¿Cuántas obras hay en el mundo unidas al nombre de su creador, como la torre Eiffel? Son contadas, aunque al autor se le conozca bien. A la Sagrada Familia de Barcelona no se le menciona siempre como la Sagrada Familia de Gaudí, en cambio, la torre siempre es la Torre Eiffel.

Reconocimientos aparte, la contribución de este gran constructor -entendiendo por ello su empresa, su equipo, sus diseñadores y arquitectos, sus calculistas- es gigantesca, en particular si hablamos de estructuras de hierro; «carpintería metálica», se decía.

Además de ser símbolo de donde está erigida, la obra es símbolo de toda una era arquitectónica, una segunda edad de hierro, cuya impronta admiramos en otros países creada por diversas empresas.

Existen, así, obras en el mundo que, a partir del estilo y de la técnica, se han adjudicado a la firma Eiffel sin pertenecerle. Tal es el caso del Museo Universitario del Chopo, en la capital mexicana, o del Templo de Santa Rosalía, en Baja California Sur, también en México.

Otro tanto ocurre con el Puente del Arte en Ecatepec, muy cercano a la capital del país.

La construcción encierra una historia de contradicciones. Para empezar, lo de puente no se observa, pues ha sido cubierto para poder alojar al centro cultural que ahí existe; para continuar, fue prácticamente abandonado en su mantenimiento por el gobierno local y apenas recientemente atendido; y para terminar, un artista plástico llamado no en balde Manuel Bueno, su director por años, prácticamente sostuvo del bolsillo el espacio como área de cultura, dotándolo hasta de tornillos, cuando la herrumbre amenazó la estructura.

Otro magnífico ejemplo de la fiebre del hierro se desplanta en una antigua ciudad veracruzana, Orizaba; retando, por cierto, a la pertinaz lluvia, típica de aquellos lares.

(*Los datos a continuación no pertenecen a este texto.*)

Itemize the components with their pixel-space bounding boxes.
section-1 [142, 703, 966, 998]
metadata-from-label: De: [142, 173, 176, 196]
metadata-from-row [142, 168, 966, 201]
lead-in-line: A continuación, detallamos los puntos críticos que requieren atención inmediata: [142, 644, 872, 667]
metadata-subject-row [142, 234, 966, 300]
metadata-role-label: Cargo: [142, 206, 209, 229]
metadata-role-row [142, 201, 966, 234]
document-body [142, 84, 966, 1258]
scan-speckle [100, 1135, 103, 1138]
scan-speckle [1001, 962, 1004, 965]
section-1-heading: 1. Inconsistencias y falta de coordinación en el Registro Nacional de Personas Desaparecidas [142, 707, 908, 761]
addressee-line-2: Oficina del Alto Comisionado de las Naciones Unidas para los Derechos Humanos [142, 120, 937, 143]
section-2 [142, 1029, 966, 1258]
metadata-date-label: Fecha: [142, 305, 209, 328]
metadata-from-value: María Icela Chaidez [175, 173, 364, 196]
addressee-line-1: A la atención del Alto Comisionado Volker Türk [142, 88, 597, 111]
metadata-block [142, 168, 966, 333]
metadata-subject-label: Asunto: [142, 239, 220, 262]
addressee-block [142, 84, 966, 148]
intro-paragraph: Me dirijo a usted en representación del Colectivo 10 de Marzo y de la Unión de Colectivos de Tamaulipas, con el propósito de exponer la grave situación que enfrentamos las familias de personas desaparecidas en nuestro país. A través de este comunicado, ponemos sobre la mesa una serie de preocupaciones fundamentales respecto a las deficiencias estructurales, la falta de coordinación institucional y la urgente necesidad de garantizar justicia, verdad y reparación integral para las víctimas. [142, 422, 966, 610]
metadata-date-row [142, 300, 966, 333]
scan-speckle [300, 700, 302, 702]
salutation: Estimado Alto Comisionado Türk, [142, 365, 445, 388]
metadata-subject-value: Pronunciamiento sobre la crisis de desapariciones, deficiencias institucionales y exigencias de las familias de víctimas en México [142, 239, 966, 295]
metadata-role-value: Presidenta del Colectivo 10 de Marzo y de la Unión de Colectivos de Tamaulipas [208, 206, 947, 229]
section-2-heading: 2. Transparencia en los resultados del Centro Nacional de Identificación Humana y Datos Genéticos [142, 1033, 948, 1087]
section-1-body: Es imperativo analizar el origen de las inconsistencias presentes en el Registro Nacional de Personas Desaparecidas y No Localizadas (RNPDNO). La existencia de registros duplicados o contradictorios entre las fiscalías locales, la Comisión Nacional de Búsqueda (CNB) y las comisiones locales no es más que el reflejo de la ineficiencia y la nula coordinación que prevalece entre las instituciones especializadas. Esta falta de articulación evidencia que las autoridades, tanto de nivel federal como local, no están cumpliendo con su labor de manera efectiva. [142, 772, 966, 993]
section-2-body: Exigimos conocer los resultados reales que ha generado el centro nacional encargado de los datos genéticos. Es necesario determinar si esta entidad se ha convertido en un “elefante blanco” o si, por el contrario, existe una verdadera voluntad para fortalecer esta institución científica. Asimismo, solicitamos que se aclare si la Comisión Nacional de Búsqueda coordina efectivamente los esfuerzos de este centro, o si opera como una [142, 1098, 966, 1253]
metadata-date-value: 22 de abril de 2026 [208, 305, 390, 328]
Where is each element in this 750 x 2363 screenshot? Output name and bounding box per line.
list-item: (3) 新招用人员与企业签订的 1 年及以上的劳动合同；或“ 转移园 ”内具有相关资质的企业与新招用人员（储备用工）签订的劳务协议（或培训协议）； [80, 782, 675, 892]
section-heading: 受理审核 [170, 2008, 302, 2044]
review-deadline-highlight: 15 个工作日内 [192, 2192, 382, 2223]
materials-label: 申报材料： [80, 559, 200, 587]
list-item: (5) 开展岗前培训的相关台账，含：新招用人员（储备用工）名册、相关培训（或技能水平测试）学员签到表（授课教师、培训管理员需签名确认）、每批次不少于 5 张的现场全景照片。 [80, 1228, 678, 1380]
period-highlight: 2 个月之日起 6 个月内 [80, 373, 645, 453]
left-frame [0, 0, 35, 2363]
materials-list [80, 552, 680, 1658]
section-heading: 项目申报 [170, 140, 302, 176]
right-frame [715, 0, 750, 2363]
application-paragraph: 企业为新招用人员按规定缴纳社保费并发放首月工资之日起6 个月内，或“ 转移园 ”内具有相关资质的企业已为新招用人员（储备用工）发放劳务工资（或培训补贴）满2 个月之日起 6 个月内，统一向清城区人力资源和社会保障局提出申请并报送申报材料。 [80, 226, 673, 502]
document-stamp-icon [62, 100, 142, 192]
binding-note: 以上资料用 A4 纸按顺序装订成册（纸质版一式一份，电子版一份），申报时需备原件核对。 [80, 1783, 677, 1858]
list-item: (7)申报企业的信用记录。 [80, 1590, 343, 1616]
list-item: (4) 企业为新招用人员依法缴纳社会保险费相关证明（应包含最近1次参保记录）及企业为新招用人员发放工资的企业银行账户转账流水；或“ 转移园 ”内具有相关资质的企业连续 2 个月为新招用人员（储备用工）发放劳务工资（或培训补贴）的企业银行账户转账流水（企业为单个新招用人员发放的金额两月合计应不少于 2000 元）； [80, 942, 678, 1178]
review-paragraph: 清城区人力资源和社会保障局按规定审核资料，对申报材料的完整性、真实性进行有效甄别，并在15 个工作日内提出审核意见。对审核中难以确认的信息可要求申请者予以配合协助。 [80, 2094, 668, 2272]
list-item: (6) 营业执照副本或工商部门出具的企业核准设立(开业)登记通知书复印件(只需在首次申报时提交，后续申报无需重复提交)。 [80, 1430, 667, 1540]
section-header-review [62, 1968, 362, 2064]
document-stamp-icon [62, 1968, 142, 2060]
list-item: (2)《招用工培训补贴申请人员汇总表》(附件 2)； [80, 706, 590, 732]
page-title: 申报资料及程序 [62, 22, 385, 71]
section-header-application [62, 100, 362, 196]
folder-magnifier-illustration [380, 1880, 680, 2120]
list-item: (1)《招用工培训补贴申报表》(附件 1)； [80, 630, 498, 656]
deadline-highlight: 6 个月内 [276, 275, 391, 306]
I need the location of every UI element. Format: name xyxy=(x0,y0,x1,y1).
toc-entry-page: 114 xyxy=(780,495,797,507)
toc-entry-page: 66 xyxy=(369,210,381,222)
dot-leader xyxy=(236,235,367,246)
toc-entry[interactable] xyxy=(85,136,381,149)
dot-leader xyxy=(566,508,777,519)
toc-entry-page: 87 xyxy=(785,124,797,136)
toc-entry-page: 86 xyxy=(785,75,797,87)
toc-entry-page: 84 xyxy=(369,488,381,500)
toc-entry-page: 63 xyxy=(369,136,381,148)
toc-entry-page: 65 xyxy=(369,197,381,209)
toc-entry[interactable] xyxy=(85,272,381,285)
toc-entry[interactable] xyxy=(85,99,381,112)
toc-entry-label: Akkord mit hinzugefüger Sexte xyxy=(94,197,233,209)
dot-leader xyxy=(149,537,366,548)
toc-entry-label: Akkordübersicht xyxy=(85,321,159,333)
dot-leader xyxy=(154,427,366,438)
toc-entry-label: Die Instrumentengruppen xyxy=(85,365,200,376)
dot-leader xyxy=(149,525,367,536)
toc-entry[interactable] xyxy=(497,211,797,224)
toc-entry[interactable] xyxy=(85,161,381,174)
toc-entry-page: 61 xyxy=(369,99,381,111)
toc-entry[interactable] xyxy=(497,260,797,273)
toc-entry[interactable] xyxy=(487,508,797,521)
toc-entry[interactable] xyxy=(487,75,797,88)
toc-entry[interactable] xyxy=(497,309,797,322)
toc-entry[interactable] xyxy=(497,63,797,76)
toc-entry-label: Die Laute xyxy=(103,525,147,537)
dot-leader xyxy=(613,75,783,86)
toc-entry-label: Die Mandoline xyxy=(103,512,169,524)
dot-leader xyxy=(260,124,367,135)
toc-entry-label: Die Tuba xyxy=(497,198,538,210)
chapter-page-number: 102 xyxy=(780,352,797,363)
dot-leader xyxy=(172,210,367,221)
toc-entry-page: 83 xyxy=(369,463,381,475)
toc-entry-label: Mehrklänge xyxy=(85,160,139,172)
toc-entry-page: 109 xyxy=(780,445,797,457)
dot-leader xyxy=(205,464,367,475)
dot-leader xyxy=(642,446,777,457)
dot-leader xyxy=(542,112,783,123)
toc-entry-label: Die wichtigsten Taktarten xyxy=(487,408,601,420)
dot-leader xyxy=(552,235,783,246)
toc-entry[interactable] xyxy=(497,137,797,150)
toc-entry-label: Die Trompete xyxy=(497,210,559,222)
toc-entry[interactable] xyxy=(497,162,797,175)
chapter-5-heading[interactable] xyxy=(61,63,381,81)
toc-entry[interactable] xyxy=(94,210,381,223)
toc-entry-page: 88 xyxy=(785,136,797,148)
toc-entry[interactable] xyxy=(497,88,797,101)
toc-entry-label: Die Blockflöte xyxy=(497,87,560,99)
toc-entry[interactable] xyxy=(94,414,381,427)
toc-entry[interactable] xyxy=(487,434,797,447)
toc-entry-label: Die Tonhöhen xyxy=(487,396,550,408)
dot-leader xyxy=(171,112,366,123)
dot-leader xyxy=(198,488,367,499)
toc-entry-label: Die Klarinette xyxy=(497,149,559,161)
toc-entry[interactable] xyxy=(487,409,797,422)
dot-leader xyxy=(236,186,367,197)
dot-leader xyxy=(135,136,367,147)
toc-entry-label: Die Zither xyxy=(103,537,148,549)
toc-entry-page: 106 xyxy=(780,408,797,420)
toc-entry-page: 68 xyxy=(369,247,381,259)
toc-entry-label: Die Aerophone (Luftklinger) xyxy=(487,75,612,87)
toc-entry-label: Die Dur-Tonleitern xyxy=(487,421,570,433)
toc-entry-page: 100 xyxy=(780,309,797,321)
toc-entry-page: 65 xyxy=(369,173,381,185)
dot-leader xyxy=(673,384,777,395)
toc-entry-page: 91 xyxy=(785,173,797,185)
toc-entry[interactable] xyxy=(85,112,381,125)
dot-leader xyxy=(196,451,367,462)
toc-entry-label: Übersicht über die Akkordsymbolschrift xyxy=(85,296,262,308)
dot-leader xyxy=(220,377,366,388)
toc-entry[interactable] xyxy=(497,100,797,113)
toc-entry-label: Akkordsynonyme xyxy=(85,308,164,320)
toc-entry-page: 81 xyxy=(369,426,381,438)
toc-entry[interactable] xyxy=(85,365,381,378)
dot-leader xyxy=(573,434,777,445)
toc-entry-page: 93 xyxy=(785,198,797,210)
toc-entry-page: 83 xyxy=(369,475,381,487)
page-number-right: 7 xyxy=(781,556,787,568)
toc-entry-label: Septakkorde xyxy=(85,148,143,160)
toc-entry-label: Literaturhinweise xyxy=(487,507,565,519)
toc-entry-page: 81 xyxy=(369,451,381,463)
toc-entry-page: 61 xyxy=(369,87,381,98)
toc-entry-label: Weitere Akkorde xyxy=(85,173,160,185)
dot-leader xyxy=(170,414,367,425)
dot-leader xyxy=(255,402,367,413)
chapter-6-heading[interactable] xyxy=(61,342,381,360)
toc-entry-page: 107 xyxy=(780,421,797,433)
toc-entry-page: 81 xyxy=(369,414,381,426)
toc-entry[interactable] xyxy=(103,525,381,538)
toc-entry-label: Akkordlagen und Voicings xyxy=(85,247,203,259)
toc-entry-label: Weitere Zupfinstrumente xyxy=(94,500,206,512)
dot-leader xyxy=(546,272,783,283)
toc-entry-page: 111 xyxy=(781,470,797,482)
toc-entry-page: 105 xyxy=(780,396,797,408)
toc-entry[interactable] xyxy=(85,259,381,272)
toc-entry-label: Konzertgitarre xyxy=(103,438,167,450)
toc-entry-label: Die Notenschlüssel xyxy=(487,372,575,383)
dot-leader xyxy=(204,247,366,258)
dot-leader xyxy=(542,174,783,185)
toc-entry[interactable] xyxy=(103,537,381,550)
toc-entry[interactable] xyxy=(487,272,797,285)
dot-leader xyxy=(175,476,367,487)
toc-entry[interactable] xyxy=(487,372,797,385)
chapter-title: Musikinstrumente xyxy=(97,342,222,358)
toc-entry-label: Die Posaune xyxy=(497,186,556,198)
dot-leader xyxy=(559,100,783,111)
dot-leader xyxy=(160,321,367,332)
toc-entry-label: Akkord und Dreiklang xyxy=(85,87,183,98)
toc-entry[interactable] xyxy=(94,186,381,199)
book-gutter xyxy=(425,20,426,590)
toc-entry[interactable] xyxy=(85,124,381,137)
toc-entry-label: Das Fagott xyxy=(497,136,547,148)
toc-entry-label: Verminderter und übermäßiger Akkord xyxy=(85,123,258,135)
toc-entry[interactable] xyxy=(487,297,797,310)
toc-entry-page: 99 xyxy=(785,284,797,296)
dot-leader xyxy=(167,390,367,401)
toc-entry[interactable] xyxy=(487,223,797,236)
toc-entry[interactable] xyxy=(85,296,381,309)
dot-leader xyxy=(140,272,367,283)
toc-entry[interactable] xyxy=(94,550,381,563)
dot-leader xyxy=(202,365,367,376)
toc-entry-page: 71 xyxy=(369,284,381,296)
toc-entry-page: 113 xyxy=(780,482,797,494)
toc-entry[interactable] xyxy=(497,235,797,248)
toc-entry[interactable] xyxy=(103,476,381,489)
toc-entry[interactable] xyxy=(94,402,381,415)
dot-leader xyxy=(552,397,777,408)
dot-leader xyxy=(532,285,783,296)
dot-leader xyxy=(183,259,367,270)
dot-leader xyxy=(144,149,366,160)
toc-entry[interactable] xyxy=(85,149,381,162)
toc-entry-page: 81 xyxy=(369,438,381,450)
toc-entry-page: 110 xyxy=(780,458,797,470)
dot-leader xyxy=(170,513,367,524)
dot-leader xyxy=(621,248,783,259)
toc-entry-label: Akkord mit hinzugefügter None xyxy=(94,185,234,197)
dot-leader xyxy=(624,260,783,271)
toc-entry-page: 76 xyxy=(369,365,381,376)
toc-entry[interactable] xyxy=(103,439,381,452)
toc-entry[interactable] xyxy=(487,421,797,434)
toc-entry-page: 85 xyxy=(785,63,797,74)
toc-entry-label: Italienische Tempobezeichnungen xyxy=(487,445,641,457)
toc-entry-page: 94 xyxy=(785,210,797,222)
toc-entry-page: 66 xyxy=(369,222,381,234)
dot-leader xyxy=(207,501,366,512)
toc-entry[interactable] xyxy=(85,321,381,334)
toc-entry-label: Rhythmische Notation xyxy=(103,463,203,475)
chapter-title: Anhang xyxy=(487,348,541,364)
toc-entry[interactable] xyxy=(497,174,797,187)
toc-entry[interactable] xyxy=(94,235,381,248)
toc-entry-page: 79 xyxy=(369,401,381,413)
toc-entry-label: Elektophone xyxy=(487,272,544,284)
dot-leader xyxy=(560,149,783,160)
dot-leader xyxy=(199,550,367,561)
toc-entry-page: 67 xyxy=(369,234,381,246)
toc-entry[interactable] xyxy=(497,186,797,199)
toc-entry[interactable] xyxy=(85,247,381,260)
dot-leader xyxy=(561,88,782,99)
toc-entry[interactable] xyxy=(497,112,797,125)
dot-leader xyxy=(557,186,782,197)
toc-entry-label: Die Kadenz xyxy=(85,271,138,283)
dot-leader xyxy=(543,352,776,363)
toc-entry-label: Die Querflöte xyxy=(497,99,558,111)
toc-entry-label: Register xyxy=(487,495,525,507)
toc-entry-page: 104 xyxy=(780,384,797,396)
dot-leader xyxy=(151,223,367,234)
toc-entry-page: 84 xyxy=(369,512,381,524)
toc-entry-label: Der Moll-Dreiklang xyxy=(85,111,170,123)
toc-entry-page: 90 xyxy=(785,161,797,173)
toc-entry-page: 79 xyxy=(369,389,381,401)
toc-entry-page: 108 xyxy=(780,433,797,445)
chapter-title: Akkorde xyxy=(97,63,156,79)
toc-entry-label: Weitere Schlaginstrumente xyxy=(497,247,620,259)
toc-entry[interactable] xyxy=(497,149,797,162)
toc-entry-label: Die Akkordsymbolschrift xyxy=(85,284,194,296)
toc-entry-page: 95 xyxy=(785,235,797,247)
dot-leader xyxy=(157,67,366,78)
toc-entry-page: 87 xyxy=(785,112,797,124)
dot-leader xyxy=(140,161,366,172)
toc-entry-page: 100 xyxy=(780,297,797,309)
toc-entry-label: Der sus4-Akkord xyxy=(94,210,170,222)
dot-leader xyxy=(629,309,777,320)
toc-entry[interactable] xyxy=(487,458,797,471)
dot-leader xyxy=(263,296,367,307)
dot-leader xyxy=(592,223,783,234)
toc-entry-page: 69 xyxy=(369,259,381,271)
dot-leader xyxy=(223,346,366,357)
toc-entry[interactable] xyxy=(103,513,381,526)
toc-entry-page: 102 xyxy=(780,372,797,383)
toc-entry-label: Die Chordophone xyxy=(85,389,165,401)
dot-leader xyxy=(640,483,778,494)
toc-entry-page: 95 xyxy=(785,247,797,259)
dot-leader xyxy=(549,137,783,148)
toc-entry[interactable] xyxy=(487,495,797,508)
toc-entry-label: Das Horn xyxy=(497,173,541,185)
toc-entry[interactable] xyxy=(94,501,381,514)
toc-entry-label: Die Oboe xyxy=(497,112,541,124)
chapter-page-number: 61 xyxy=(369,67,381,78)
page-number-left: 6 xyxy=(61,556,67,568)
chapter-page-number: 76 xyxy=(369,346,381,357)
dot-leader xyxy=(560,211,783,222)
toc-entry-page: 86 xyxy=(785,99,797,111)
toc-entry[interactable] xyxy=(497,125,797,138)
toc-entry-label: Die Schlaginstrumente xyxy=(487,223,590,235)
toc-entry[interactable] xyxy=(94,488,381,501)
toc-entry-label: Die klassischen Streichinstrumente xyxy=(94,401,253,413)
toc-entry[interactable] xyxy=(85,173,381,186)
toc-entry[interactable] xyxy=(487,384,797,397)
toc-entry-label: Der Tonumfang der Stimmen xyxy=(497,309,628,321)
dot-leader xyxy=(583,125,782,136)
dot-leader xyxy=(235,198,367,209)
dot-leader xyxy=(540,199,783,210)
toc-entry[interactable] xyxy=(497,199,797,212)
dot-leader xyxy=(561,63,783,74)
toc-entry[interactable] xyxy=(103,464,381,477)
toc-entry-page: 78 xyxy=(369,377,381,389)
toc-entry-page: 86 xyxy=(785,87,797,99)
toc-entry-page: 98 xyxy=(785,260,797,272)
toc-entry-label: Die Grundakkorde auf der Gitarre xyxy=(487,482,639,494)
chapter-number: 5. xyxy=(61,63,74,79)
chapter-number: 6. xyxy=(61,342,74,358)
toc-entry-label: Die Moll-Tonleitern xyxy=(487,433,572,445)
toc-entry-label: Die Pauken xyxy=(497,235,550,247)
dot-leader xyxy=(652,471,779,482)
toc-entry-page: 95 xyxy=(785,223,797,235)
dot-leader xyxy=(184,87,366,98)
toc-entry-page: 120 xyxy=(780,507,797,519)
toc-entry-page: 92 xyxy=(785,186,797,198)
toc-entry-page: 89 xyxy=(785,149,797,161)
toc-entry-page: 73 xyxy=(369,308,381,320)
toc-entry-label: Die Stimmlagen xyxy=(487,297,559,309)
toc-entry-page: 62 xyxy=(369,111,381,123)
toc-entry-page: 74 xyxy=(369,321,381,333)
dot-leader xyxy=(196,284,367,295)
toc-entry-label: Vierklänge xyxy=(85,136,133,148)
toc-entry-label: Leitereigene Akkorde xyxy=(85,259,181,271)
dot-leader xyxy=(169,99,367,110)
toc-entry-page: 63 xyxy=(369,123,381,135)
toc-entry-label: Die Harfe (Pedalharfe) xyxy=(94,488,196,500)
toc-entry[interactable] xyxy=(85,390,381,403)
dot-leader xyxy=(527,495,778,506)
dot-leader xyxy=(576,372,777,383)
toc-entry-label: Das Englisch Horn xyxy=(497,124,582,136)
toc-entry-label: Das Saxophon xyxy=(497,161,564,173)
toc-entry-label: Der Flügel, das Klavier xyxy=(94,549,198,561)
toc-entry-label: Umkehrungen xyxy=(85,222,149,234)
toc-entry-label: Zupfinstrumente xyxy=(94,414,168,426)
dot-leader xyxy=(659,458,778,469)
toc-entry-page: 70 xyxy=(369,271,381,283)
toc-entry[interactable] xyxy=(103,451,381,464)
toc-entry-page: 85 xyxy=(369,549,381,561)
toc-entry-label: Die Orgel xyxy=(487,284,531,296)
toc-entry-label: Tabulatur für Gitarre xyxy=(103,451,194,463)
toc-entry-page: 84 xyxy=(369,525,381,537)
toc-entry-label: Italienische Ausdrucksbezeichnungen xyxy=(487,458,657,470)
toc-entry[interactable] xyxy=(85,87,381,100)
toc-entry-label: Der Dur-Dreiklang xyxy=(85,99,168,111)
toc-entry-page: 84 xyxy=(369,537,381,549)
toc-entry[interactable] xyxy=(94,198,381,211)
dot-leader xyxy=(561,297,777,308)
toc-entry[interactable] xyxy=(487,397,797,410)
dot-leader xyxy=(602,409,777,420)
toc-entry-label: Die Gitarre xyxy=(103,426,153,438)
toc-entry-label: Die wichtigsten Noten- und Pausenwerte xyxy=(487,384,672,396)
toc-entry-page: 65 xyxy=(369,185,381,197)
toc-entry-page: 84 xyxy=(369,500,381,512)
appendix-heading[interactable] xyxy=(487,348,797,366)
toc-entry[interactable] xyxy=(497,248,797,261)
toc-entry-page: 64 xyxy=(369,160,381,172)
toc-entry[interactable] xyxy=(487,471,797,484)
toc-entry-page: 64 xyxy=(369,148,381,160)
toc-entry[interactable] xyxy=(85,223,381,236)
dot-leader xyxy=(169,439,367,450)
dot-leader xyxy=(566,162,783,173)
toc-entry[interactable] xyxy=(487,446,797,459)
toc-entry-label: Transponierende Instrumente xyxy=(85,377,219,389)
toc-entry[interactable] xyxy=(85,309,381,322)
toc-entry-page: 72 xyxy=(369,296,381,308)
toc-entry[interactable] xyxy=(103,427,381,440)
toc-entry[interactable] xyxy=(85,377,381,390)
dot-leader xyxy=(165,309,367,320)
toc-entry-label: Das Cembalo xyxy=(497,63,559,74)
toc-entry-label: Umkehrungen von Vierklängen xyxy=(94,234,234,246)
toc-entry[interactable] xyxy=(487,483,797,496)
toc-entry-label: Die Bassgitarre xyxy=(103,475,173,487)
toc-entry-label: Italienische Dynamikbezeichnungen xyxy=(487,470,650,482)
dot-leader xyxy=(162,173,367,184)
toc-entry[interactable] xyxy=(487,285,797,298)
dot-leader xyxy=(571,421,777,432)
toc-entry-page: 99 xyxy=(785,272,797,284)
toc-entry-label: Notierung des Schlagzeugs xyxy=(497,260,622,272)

Precisamente conocido como Palacio de Hierro de Orizaba, fue asiento de los poderes municipales hasta hace no tanto, en que se mudaron a otro edificio, igualmente señorial… para no desmerecer.

La nota más relevante del edificio como edificio, proviene de su origen. Es contemporáneo perfecto de la Torre Eiffel, durante la famosísima Exposición Industrial de Francia de 1889 –donde la Torre nació como proclama al mundo de los 100 gloriosos años de su revolución-; el edificio hoy orizabeño fungió entonces como pabellón de Bélgica.

El presidente Porfirio Díaz, -amante de lo europeo y de Orizaba-, quiso dotarla de ese ejemplar de la época comprándolo para embellecerla. La carga, separada en piezas distribuidas en tres barcos, llegó por mar a Veracruz y se estrenó en las fiestas patrias de 1894 (diré -no sin sonrojarme- un dato en primera persona: en ese mismo año, del siglo antepasado pues, nació en esa misma tierra el padre de quien –evocándolo- esto escribe).

Mas he aquí que el taller encargado del palacio no fue el francés, sino de la propia Bélgica: Verhaeren & De Jager Ingénieurs Constructeurs; según afirma, contra tantos que sostienen lo contrario –Wikipedia incluida-, el doctor en arquitectura, investigador en el posgrado respectivo de la UNAM, Iván San Martín Córdova, quien refiere que el dato se encuentra en el archivo municipal de Orizaba.

En efecto, las obras mencionadas no están registradas en archivos ni aparece el sello troquelado de empresa aquí y allá en elementos de las construcciones como para atribuirlas a la compañía francesa. Aun cuando existan placas que digan lo contrario, no hay obra de Eiffel en México, lo cual no empaña la grandeza y maravilla con que están cimentadas las que –como sea- dan fe de una época de oro; perdón: de hierro.

Este artículo está dedicado al diario «El Mundo de Orizaba», ante cuya dirección llegué, a mis 14 años, a solicitar se me permitiera colaborar como articulista.